The hard part is not only detecting sound.

The hard part is deciding what the sound means for the interview.

Was it an intentional interruption? Was it background noise? Was it a short acknowledgment? Was the candidate continuing the answer?

The product behavior should be different in each case.

Lessons Learned

A few concrete lessons came from applying realtime voice architecture to mock interview.

Media Reliability Is Product Quality

WebRTC, Janus, TURN, NAT traversal, and audio stability are not only infrastructure concerns.

If the audio path fails, the interview fails.

Streaming Needs Orchestration

Streaming audio, transcripts, LLM tokens, and text-to-speech audio is useful, but the product still needs rules for when to listen, when to respond, when to wait, and when to interrupt.
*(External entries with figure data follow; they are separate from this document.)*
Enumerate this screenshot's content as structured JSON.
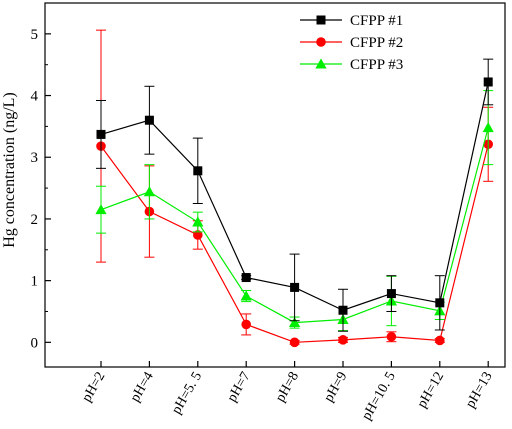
{
  "chart_data": {
    "type": "line",
    "ylabel": "Hg concentration (ng/L)",
    "xlabel": "",
    "categories": [
      "pH=2",
      "pH=4",
      "pH=5. 5",
      "pH=7",
      "pH=8",
      "pH=9",
      "pH=10. 5",
      "pH=12",
      "pH=13"
    ],
    "ylim": [
      -0.4,
      5.5
    ],
    "yticks": [
      0,
      1,
      2,
      3,
      4,
      5
    ],
    "grid": false,
    "legend_position": "top-right",
    "series": [
      {
        "name": "CFPP #1",
        "color": "#000000",
        "marker": "square",
        "values": [
          3.37,
          3.6,
          2.78,
          1.05,
          0.89,
          0.52,
          0.79,
          0.64,
          4.22
        ],
        "errors": [
          0.55,
          0.55,
          0.53,
          0.03,
          0.54,
          0.34,
          0.29,
          0.44,
          0.37
        ]
      },
      {
        "name": "CFPP #2",
        "color": "#ff0000",
        "marker": "circle",
        "values": [
          3.18,
          2.12,
          1.74,
          0.29,
          0.0,
          0.04,
          0.09,
          0.03,
          3.21
        ],
        "errors": [
          1.88,
          0.74,
          0.23,
          0.17,
          0.03,
          0.04,
          0.08,
          0.03,
          0.6
        ]
      },
      {
        "name": "CFPP #3",
        "color": "#00ee00",
        "marker": "triangle",
        "values": [
          2.15,
          2.44,
          1.95,
          0.75,
          0.32,
          0.37,
          0.67,
          0.51,
          3.48
        ],
        "errors": [
          0.38,
          0.44,
          0.16,
          0.09,
          0.09,
          0.18,
          0.4,
          0.14,
          0.6
        ]
      }
    ]
  }
}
Transcript Handling Needs Design

Partial transcripts are useful, but they are not always stable enough for interview decisions.

Final transcripts are more reliable, but waiting too long hurts the conversation flow.

Interruption Is Cross-Layer

Interruption touches voice activity detection, playback, text-to-speech, LLM generation, and session state.

It cannot be solved only by adding a “stop audio” button.

Interview Quality Needs Structure

A realistic mock interview needs interview stages, candidate context, follow-up logic, memory, and evaluation criteria.

Without structure, the conversation can become generic.

Closing

Building an AI mock interviewer is not only about generating interview questions.

The difficult part is making the session reliable, responsive, and realistic enough for practice.

That requires a combination of realtime media engineering, streaming AI orchestration, interview-state management, and structured evaluation.

In this article, we covered the product-level architecture and some of the practical problems behind it.

In the next articles, we will go deeper into the technical layers behind this kind of system.